With traditional database architecture, you can add a certain amount of hardware to a performance problem before you run into database limits. Once you have massive amounts of data in your database and you attempt to manipulate it with a lot of users simultaneously, you run into inevitable performance issues.

The underlying design of reactive systems breaks those traditional limits at the foundational level. This allows for more cost-effective and responsive scaling, because the characteristics associated with “reads” vs. “writes” (“queries” vs. “commands” in CQRS parlance) differ significantly. In the old world, the database computing resources were scaled together, whereas new technology leverages the freedom to scale separately to mimic the behavior of these two very differently behaving system actions.

4. Rock solid security

By definition, reactive systems have a smaller footprint (fewer access points, networking, firewalls, etc.) which limits the attack profile. Many reactive software implementations leverage the AWS world-class-security model and add additional layers of protections beyond that. Application footprints are containerized and hosted in the cloud, using only the capacity that is actually needed, whereas traditional data centers are required to have excess capacity to handle processing load peaks and redundancy needs.

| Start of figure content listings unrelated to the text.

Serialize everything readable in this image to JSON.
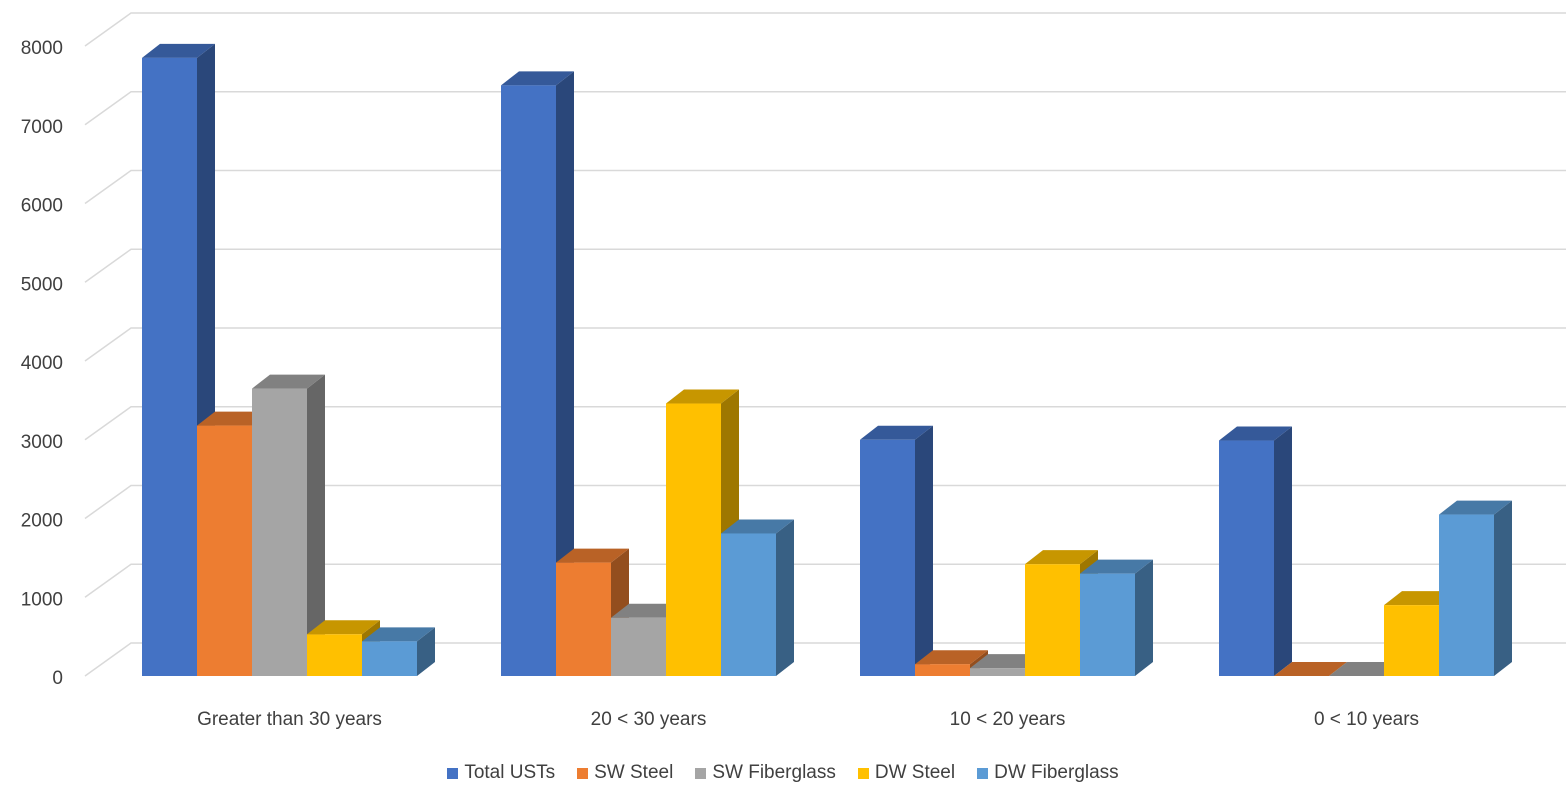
{
  "chart_data": {
    "type": "bar",
    "categories": [
      "Greater than 30 years",
      "20 < 30 years",
      "10 < 20 years",
      "0 < 10 years"
    ],
    "series": [
      {
        "name": "Total USTs",
        "values": [
          7850,
          7500,
          3000,
          2990
        ]
      },
      {
        "name": "SW Steel",
        "values": [
          3180,
          1440,
          150,
          0
        ]
      },
      {
        "name": "SW Fiberglass",
        "values": [
          3650,
          740,
          100,
          0
        ]
      },
      {
        "name": "DW Steel",
        "values": [
          530,
          3460,
          1420,
          900
        ]
      },
      {
        "name": "DW Fiberglass",
        "values": [
          440,
          1810,
          1300,
          2050
        ]
      }
    ],
    "colors": [
      "#4472C4",
      "#ED7D31",
      "#A5A5A5",
      "#FFC000",
      "#5B9BD5"
    ],
    "yticks": [
      "0",
      "1000",
      "2000",
      "3000",
      "4000",
      "5000",
      "6000",
      "7000",
      "8000"
    ],
    "ylim": [
      0,
      8000
    ],
    "grid": true,
    "legend_position": "bottom",
    "style": "3d-clustered-column"
  }
}
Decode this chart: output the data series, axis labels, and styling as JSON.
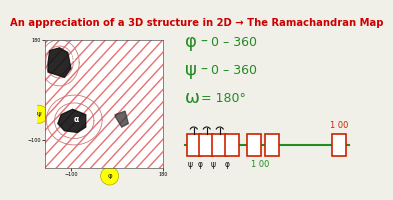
{
  "title": "An appreciation of a 3D structure in 2D → The Ramachandran Map",
  "title_color": "#cc0000",
  "title_fontsize": 7.2,
  "bg_color": "#f0f0e8",
  "green": "#228B22",
  "red": "#cc2200",
  "black": "#111111",
  "yellow": "#ffff00"
}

5. Designed for compliance

Reactive-based systems are especially well-suited to financial services, with compliance and regulatory audit requirements in mind. At their core are permanent immutable records – once they’re written, records cannot be deleted, though records can be added that modify previous ones. So, even if the system was subject to attack, there would be a record of what was altered because an attacker cannot simply overwrite records.

6. Powerful collaboration and workflow capabilities

Unlike legacy back-office systems, user roles in Reactive-based business applications can be broken down into a series of intelligent microservices that know about each other and about the data upon which they work. So that the proper workflow, order of business and data events are preserved and users can tell by the context and the user interface where in the process they are at any given point.

7. Easy integration and aggregation of data

A well-designed Reactive system provides a unified view of all the unique and disparate data sources required to run a financial services business. Integration of enriched data from virtually any third-party data source can be enabled via API strategy and microservices. Ideally, searching for data is similar to searching the web itself. Just like Googling a topic across the public web, we can construct new and unforeseeable queries, which are managed by their associated microservices, to quickly expose new insights from existing data. Likewise, the incorporation of third-party and unstructured data is straightforward, because we are not limited by table/row models.

Conclusion

Technology platforms are increasingly important in determining which financial services companies will survive and thrive in the digital age – and which ones won’t. Financial technology must meet a growing list of requirements in order to succeed – it must be robust and resilient, flexible in managing complex products and business processes, secure and compliant, and scalable in its capacity to integrate ever-growing unstructured data sets.  Reactive software systems are uniquely qualified to meet and exceed these requirements.